I am creating my DB for functionality and gratifaction for realtime AJAX web programs, and that i don't presently possess the assets to include DB server redundancy or load-balancing.
Regrettably, I've got a table during my DB that may potentially finish up storing 100s of countless rows, and will have to read rapidly to avoid lagging the net-interface.
Most, if not completely, from the posts within this table are individually indexed, and I'd like to determine if you will find different ways to alleviate the burden around the server when running querys on large tables. But can there be eventually a cap is bigger (in rows or GB) of the table before just one unclustered SQL server begins to choke?
My DB has only twelve tables, with perhaps a couple dozen foriegn key associations. None of my tables convey more than 8 approximately posts, and just one or two of those tables will finish up storing a lot of rows. Hopefully the simplicity my DB will replace with the huge levels of data during these couple tables ...
The only real limit is how big most of your key. Could it be an INT or perhaps a BIGINT?
SQL will happily keep data with no problem. However, with 100 countless rows, your very best off partitioning the information. You will find many good articles about this similar to this article.
With partitions, you could have 1 thread per partition working simultaneously to parallelise the query much more than can be done without paritioning.
Rows are restricted strictly by the quantity of disk space available for you. We've SQL Servers with 100s of countless rows of information inside them. Obviously, individuals servers are big.
To be able to keep your web interface snappy you will have to consider the way you access that data.
An example is to step back from any kind of aggregate queries which require processing large swaths of information. Such things as SUM() could be a killer for the way much data it's attempting to process. During these situations you're much best calculating any summary or arranged data in advance and letting your website query these analytic tables.
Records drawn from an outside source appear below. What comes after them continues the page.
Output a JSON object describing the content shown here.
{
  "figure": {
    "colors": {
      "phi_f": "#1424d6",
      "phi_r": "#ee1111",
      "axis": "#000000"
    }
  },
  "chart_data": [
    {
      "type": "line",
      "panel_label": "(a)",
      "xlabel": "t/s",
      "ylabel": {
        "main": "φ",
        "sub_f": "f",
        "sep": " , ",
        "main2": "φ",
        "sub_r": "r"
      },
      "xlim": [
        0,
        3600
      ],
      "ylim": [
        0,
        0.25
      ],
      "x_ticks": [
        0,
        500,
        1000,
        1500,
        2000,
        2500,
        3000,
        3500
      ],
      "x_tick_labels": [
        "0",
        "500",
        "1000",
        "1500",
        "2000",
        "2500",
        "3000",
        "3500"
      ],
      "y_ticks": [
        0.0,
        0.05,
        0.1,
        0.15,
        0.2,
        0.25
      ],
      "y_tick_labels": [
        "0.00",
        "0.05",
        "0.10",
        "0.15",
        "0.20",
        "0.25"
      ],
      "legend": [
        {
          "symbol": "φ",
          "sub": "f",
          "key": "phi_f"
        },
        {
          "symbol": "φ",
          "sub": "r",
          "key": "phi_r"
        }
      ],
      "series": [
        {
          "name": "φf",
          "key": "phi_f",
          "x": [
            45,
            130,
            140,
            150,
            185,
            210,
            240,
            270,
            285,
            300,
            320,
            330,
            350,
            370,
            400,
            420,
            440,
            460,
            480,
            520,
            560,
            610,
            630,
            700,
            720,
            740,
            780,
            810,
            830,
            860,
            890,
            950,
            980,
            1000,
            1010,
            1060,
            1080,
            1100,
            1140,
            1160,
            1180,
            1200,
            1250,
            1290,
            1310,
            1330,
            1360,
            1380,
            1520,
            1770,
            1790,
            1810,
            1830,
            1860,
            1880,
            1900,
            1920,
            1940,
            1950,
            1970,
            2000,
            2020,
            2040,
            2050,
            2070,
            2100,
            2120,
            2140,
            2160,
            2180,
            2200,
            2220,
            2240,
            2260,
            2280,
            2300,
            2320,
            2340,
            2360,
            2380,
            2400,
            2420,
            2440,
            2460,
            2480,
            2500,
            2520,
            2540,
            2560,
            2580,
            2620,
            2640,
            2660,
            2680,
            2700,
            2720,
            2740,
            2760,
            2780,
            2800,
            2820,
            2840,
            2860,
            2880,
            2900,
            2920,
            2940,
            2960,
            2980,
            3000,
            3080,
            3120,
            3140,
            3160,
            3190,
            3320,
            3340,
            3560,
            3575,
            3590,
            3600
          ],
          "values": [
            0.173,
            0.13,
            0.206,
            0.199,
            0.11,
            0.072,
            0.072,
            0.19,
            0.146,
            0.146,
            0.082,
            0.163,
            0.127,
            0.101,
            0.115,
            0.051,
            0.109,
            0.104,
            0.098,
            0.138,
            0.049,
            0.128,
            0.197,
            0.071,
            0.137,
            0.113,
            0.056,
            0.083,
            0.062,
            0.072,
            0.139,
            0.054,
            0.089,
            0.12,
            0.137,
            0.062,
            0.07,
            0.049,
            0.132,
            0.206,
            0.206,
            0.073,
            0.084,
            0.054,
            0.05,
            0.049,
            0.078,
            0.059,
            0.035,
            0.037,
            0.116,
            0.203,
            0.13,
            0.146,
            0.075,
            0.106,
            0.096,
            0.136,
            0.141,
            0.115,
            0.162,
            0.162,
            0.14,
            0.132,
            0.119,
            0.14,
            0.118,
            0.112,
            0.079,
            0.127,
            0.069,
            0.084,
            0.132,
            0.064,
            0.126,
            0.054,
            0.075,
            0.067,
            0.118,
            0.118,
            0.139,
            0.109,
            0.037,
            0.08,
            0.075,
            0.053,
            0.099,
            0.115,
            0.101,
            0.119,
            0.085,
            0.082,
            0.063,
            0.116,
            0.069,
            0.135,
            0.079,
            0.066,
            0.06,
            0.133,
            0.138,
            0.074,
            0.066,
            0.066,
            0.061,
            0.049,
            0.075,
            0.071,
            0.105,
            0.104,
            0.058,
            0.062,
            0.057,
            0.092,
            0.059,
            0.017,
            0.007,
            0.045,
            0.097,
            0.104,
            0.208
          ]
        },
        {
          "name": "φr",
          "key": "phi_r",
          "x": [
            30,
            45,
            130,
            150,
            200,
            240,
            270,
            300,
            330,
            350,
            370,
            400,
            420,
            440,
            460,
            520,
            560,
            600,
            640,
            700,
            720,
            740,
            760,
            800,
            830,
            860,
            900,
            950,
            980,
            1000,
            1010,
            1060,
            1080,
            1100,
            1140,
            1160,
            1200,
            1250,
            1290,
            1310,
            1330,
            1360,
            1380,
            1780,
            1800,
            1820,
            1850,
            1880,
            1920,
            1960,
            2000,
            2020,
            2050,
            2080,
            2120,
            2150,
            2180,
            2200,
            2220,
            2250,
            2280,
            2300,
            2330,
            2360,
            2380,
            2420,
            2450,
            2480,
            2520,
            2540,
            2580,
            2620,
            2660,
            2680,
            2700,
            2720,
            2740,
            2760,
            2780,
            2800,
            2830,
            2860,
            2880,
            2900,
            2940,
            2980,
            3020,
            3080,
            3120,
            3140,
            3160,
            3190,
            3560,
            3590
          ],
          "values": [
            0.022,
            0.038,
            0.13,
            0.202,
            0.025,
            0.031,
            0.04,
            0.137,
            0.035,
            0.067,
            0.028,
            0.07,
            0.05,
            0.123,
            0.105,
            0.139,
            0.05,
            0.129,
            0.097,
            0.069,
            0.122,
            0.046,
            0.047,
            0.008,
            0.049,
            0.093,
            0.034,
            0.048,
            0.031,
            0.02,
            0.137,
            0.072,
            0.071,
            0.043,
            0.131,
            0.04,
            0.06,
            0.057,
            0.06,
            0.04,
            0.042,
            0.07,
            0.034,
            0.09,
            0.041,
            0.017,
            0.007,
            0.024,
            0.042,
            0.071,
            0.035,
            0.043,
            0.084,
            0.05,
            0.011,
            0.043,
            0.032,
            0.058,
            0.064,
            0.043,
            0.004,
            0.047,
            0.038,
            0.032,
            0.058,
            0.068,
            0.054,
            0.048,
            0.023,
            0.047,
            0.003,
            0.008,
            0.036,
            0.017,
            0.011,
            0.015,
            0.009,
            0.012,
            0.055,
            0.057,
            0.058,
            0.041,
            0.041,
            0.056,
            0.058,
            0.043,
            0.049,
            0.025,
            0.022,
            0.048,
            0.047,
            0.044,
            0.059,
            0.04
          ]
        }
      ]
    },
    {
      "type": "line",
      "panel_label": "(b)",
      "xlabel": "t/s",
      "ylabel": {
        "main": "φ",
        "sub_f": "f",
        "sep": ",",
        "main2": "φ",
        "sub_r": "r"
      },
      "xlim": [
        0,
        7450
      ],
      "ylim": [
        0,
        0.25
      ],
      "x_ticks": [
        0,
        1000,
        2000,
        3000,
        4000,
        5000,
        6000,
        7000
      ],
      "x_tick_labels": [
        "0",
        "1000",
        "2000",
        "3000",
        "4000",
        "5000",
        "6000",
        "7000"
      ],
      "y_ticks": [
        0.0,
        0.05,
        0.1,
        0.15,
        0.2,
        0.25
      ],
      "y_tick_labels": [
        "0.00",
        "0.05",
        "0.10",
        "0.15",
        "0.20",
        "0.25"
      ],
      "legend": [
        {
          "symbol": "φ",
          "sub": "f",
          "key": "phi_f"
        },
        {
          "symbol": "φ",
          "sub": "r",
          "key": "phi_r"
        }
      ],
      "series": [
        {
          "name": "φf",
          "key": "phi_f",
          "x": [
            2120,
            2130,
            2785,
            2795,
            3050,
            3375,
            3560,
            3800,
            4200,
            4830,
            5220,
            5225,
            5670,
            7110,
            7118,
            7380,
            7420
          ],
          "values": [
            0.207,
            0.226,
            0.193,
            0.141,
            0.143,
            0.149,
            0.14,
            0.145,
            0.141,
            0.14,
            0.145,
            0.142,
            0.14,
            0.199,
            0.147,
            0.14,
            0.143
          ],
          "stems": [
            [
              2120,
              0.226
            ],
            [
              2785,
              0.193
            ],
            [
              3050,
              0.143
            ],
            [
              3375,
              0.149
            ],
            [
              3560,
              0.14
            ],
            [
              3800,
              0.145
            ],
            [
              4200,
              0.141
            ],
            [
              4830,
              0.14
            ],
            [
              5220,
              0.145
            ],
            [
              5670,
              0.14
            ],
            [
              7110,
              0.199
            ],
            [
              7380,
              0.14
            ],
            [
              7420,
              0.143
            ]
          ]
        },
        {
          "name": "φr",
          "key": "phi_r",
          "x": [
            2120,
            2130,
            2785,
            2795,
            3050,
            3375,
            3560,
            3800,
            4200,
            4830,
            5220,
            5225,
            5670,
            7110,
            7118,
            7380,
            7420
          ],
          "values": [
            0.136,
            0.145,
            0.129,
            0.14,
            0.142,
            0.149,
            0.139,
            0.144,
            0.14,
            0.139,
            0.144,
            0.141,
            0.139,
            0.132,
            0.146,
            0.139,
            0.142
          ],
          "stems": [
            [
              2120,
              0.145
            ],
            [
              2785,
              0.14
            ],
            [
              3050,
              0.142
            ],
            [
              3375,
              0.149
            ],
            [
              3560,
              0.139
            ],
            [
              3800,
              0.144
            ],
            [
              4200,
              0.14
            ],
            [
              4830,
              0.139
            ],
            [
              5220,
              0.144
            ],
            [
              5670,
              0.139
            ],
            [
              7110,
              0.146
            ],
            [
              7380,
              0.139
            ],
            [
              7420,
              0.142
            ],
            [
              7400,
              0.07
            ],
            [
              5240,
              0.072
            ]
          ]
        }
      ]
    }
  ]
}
Next you will need to partition the information. Split individuals partitions across different drive arrays. When SQL needs to visit disk it causes it to be simpler to parallelize the reads. (@Simon discussed this).
Essentially, the issue boils lower to just how much data you have to access at anyone time. This is actually the primary problem no matter the quantity of data you've on disk. Even small databases could be clogged when the drives are slow and the quantity of available RAM within the DB server is not enough to help keep an adequate amount of the DB in memory.
Usually for systems such as this considerable amounts of information are essentially inert, and therefore it's rarely utilized. For instance, a PO system might maintain past all bills ever produced, however they really only cope with any active ones.
In case your system has similar needs, then you may have a table that's for active records and just archive these to another table included in a nightly process. You can have statistics like monthly earnings (for example) recomputed included in that archival.
My stomach informs me that you'll most likely be okay, but you'll suffer from performance. It is going to rely on the acceptable time-to-retrieve is a result of queries.
For the table using the "100s of countless rows", what number of the information is utilized regularly? Is a few of the data, rarely utilized? Perform some customers access selected data along with other customers choose different data? You might take advantage of data partitioning.